Today, students commonly save money by living off campus, even during the first year (27%). The US Department of Education advises that about 30% of approximately 18,000,000 students live off campus in rental housing. Essentially, you can save money and often snag better living conditions by leveraging your brainpower.
For now, let’s whiz by such obvious cautions as ensuring the character, lifestyle, and commitment of your roomies, going over the lease carefully (a budding lawyer or accountant is handy here), heeding previous tenants’ experiences (where available), and nailing down parking spaces and reliable electricity. Let’s focus on little things that could morph into a quiet triumph or a noisy time sink:
Narrow the apartment search: Many landlords today belong to online systems that permit viewing an apartment before you even inquire. Very useful if you live hundreds of miles from campus, and need Google maps to figure out how far the place is from your faculty’s buildings.
Establish what the landlord provides: Generally, landlords for students provide large furniture such as beds, dressers, study tables, and sofas, in whatever condition, if only to prevent serious plaster damage every four months. If you want to bring your futon, establish where you are expected to stow the landlord’s bed. Anyway, who provides bed sheets, blankets, pillows, basic crockery and cutlery, TV, microwave, toaster, kettle, hangers, shower curtain? Also, where is the fuse box? Does it use fuses or circuit breakers? Also, if you are renting a bungalow, who shovels the snow and mows the grass? Not that you can’t do these chores, but you need to know if they are your team’s job, and factor that into the rent.
Liasing by e-mail with roommates re who brings what promotes a speedy, efficient, economical setup—really important, because you will soon be wanted on campus, and that is your real purpose, not breaking the state record for rushing to the Home Depot just before closing time.

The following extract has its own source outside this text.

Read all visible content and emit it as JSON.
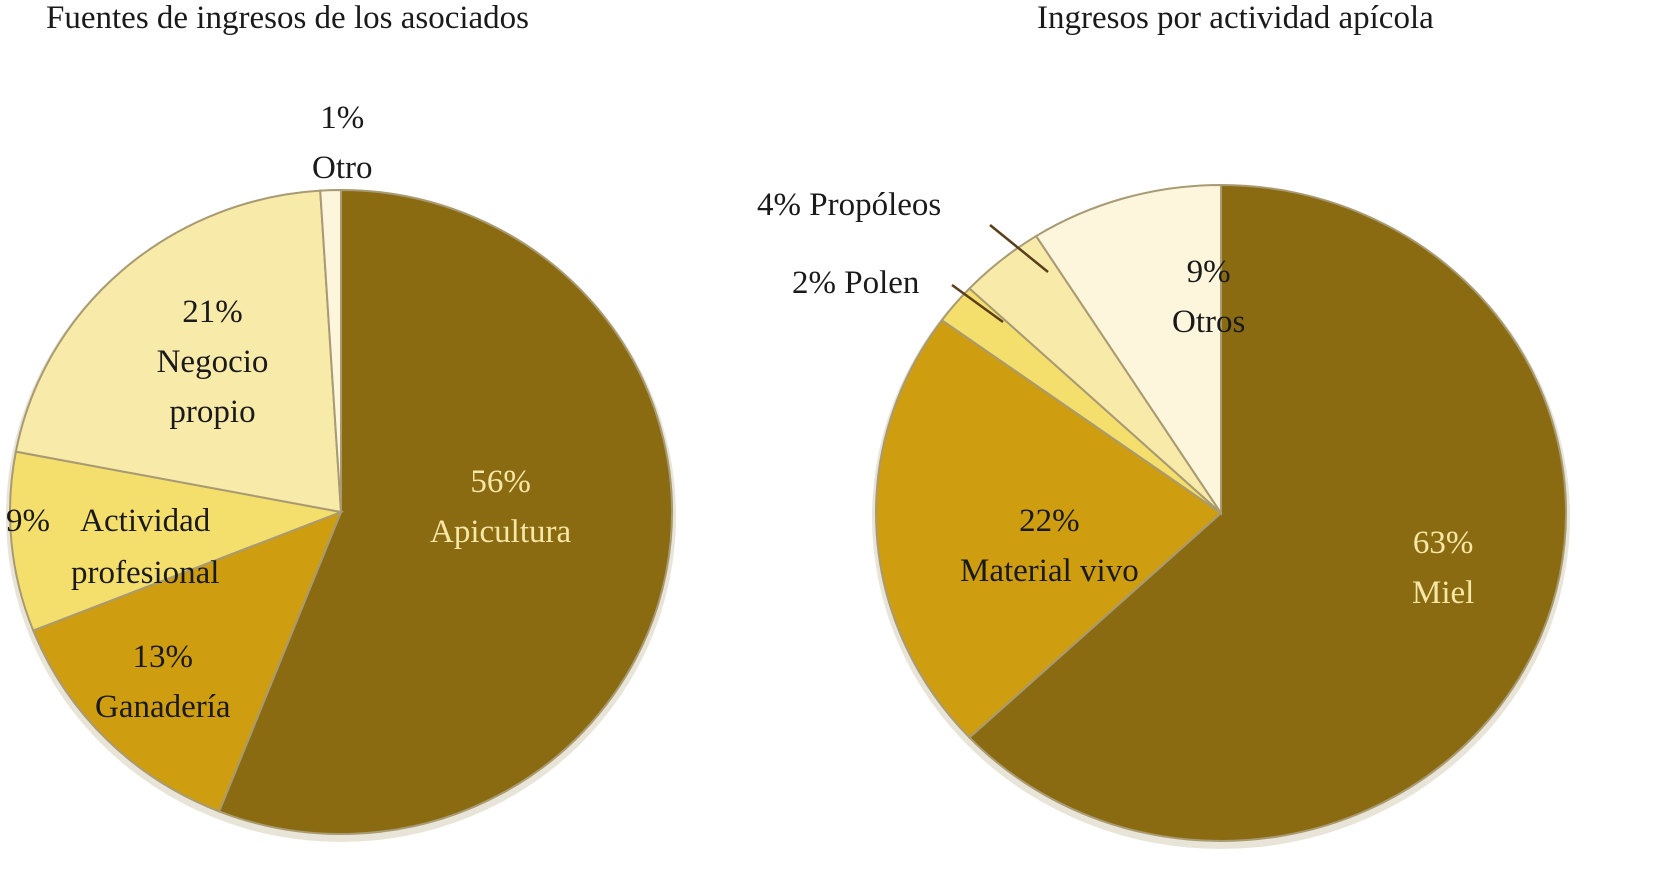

Prepare for little annoyances: Just before moving day, collect the following items and put them in a box in the trunk of the car:
– extension cords (2 and 3 prong), varying lengths
– if using a land line, telephone extension cords, varying lengths
– batteries, lots of them, all sizes you use
– light bulbs (40, 60, and 100 watt, trilites, and one 25 watt just in case). A spare fridge bulb might come in handy too.
– if fuses are needed, bring 20s, and a couple of 30s
– plugs and sink stoppers
– plunger/toilet brush, drain cleaner
Why all the fuss? You may discover problems no one knew about (light bulb burnt out, outlet dead, fuses blown, only working jack is in the basement, no plug in bathtub, toilet plugged, etc.). Armed with the items above, you can carry on in the midst of chaos while your landlord vacations far away over the long weekend.
Remember, you might be tired and crabby, moving in: Two other trunk boxes to consider:
Instant kitchen: (plates, cutlery, napkins, kettle, mugs; instant coffee, bottled, canned, and packaged food and drink; dishwashing liquid, dish towels, drainboard, and trash bag. With these items, you can get a working kitchen going in minutes (Of course, you could always order fast food, but that great pizza place your sophomore friends raved about might be closed for reno just now ….).
Instant bathroom: Toilet paper, a couple of towels and face cloths, soap, first aid kit, bath mat, shower curtains. Fancy stuff can wait; these items let people use the john, no problem, the first hour.
Good luck, and may all your moves be upward.